First of all, digital technology now gives people the means to investigate for themselves and to share their insights at low cost and high scalability. This is visible in the stories and decodings of Q drops. Furthermore, the filter bubbles and echo chambers of digital media provide people who have extreme ideas with a platform and the means to broadcast their ideas. As such, QAnon and its narrative belong to the postmodern condition of deconstruction, debunking and false consciousness. Think, for example, of the critical theory of Marx, Nietzsche and Freud – the “masters of suspicion”, according to Ricœur – and this discourse is where QAnon fits in, with its alleged criticism of elites and the technocratic system (i.e. the deep state). QAnon thus appeals to a group that suffers existentially-economically, feels wronged by the leading elite and political systems, and therefore criticize these powers, which takes the form of accusations of corruption or running illustrious networks and systems (e.g. a pedophilia ring).

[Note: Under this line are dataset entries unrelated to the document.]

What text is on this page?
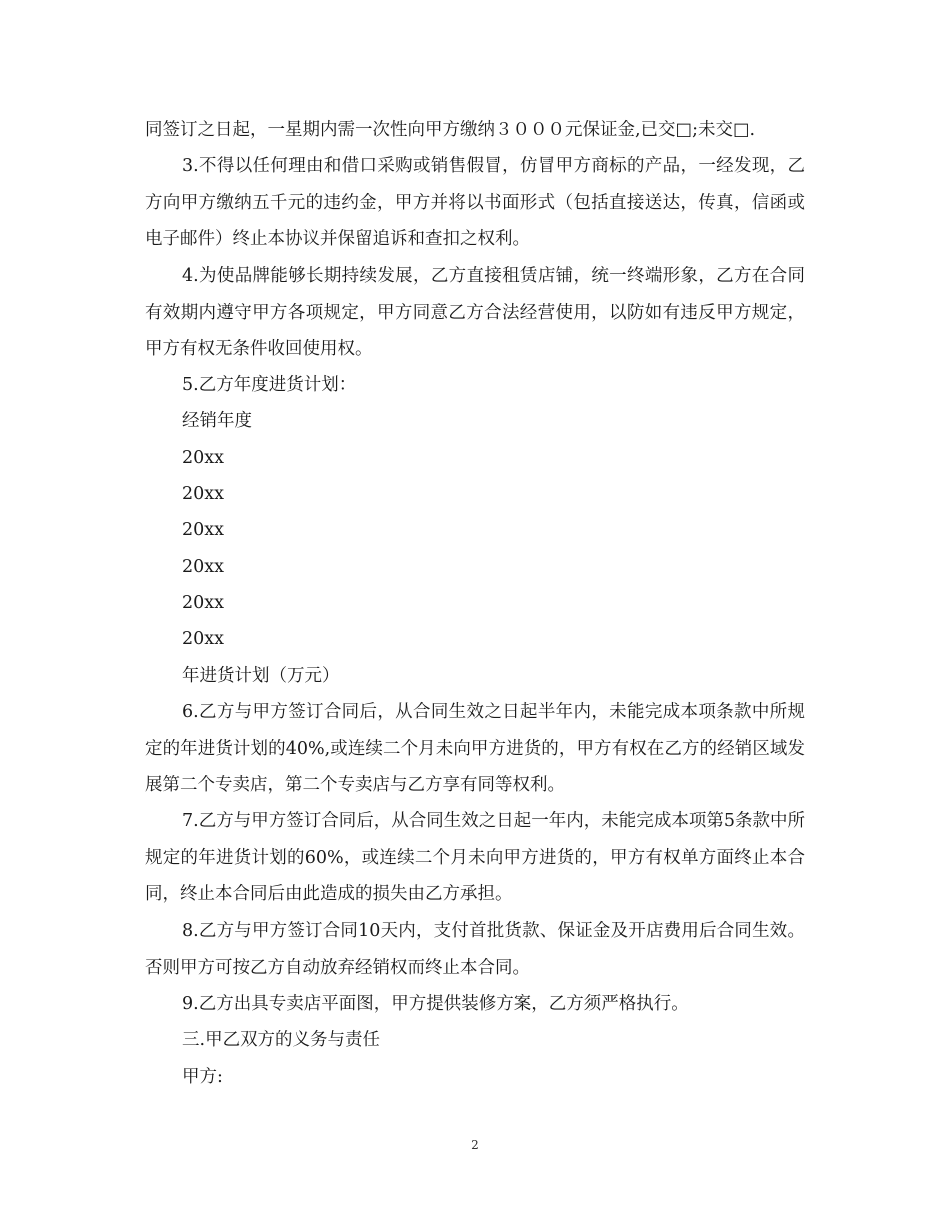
同签订之日起，一星期内需一次性向甲方缴纳３０００元保证金,已交□;未交□.

3.不得以任何理由和借口采购或销售假冒，仿冒甲方商标的产品，一经发现，乙方向甲方缴纳五千元的违约金，甲方并将以书面形式（包括直接送达，传真，信函或电子邮件）终止本协议并保留追诉和查扣之权利。

4.为使品牌能够长期持续发展，乙方直接租赁店铺，统一终端形象，乙方在合同有效期内遵守甲方各项规定，甲方同意乙方合法经营使用，以防如有违反甲方规定，甲方有权无条件收回使用权。

5.乙方年度进货计划：

经销年度

20xx

20xx

20xx

20xx

20xx

20xx

年进货计划（万元）

6.乙方与甲方签订合同后，从合同生效之日起半年内，未能完成本项条款中所规定的年进货计划的40%,或连续二个月未向甲方进货的，甲方有权在乙方的经销区域发展第二个专卖店，第二个专卖店与乙方享有同等权利。

7.乙方与甲方签订合同后，从合同生效之日起一年内，未能完成本项第5条款中所规定的年进货计划的60%，或连续二个月未向甲方进货的，甲方有权单方面终止本合同，终止本合同后由此造成的损失由乙方承担。

8.乙方与甲方签订合同10天内，支付首批货款、保证金及开店费用后合同生效。否则甲方可按乙方自动放弃经销权而终止本合同。

9.乙方出具专卖店平面图，甲方提供装修方案，乙方须严格执行。

三.甲乙双方的义务与责任

甲方:

2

We’re also living in a time of latent desire for apocalypse and collapse: a preference for chaos in the system over the maintaining of the status quo. That is also the proud message of QAnon’s Awakening and Calm before the storm. Furthermore, QAnon is a meta-conspiracy theory, feeding into all kinds of anti-government sentiment and aversion to centralization of power. This matches the libertarian, anarchist movements in American culture. Corona has had a radicalizing effect on all this anti-government sentiment. Lastly, QAnon is mobilizing the strength of anonymous movements without a leader (e.g. Anonymous and Guy Fawkes, Bitcoin by Nakamoto).

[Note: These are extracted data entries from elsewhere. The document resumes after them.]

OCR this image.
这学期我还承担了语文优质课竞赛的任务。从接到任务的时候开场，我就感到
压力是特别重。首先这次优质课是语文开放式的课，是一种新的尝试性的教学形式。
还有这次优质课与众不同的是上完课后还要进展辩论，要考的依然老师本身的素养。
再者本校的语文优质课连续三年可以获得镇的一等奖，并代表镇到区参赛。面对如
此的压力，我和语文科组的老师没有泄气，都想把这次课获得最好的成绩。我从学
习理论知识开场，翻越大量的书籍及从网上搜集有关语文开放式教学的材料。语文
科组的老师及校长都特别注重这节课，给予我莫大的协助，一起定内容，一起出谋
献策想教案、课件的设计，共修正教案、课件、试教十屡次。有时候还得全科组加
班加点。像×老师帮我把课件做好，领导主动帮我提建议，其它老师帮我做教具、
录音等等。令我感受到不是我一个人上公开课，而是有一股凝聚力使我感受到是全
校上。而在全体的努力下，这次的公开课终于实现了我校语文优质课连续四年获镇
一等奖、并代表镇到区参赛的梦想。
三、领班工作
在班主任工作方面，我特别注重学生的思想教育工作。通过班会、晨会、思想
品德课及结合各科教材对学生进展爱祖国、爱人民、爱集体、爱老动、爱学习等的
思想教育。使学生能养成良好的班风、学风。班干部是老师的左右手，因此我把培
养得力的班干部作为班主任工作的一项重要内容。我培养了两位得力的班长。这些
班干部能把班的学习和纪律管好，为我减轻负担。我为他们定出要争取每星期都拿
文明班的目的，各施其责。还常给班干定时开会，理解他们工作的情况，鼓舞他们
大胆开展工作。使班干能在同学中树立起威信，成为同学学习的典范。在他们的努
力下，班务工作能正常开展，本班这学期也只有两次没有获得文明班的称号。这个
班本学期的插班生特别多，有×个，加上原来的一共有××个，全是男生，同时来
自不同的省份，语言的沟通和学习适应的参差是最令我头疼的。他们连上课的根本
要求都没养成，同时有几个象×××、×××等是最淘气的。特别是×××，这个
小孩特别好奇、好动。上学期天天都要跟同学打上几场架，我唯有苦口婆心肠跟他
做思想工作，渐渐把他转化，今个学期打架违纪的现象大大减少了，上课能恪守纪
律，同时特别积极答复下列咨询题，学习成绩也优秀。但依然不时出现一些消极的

But we shouldn’t just dismiss QAnon as an unnecessary conspiracy theory that wants to criticize, or as an absurd religion. In a broader sense, we’re living in systems in which we mainly take for granted knowledge and convictions handed down to us, or which we’re unable to verify. This isn’t necessarily a problem, as long as we have faith in these systems, instruments and knowledge production. Not every person has to verify for herself whether the earth is in fact round, and we don’t have to continuously engage in philosophical reflection on the knowledge instruments of a hospital to assess a form of treatment. And that means that we’re living in a time of “conspiracy” of interrelated propositions and intertwined ways of knowledge production. And it isn’t just in periods of great change and internal criticism that conditions for truth become apparent and clear. That makes QAnon a metamodern phenomenon; it constructs a narrative with an entire meta-narrative and idea of the Good Life, the political system and truth. At the same time, it’s an undesirable outgrowth, because it’s not committed to the epistemological conditions of falsifiable and coherent theory. Metamodernism is specifically supposed to guard us against that.

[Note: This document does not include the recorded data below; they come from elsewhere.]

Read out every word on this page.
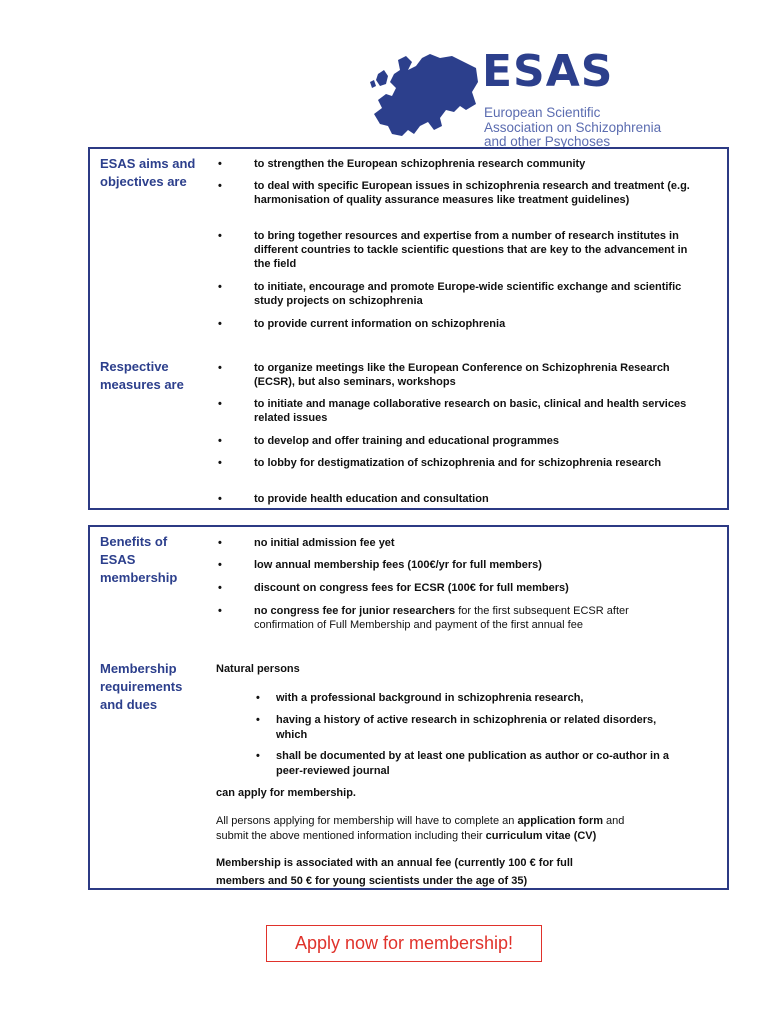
ESAS
European Scientific
Association on Schizophrenia
and other Psychoses
ESAS aims and
objectives are
•	to strengthen the European schizophrenia research community
•	to deal with specific European issues in schizophrenia research and treatment (e.g. harmonisation of quality assurance measures like treatment guidelines)
•	to bring together resources and expertise from a number of research institutes in different countries to tackle scientific questions that are key to the advancement in the field
•	to initiate, encourage and promote Europe-wide scientific exchange and scientific study projects on schizophrenia
•	to provide current information on schizophrenia
Respective
measures are
•	to organize meetings like the European Conference on Schizophrenia Research (ECSR), but also seminars, workshops
•	to initiate and manage collaborative research on basic, clinical and health services related issues
•	to develop and offer training and educational programmes
•	to lobby for destigmatization of schizophrenia and for schizophrenia research
•	to provide health education and consultation
Benefits of
ESAS
membership
•	no initial admission fee yet
•	low annual membership fees (100€/yr for full members)
•	discount on congress fees for ECSR (100€ for full members)
•	no congress fee for junior researchers for the first subsequent ECSR after
confirmation of Full Membership and payment of the first annual fee
Membership
requirements
and dues
Natural persons
• with a professional background in schizophrenia research,
• having a history of active research in schizophrenia or related disorders, which
• shall be documented by at least one publication as author or co-author in a peer-reviewed journal
can apply for membership.
All persons applying for membership will have to complete an application form and
submit the above mentioned information including their curriculum vitae (CV)
Membership is associated with an annual fee (currently 100 € for full
members and 50 € for young scientists under the age of 35)
Apply now for membership!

  • Effectively combating QAnon requires a broader view of our “ecology of knowledge production”, in which we include more aspects than a merely theoretical-discursive approach to knowledge production would (i.e. knowledge production as the formulation of true propositions and convictions). An increasing amount of research focuses on the way truth and our beliefs come into existence (e.g. the importance of feelings, the broader knowledge system of propositions and mutual coherence between them, or the way digital media manipulate our rational capacities).

  • Besides the strong focus on how knowledge arises “in ourselves”, we must take a broader view and consider the structural factors that contribute to the belief in conspiracy theories. We’ve written before about the significant demographic and political variables that influence the belief in conspiracy theories. But we should also reflect on the way we achieve ignorance instead of knowledge. The study of “agnotology”, the construction of ignorance and its manifestations, can also be helpful in understanding how conspiracy theories play into this.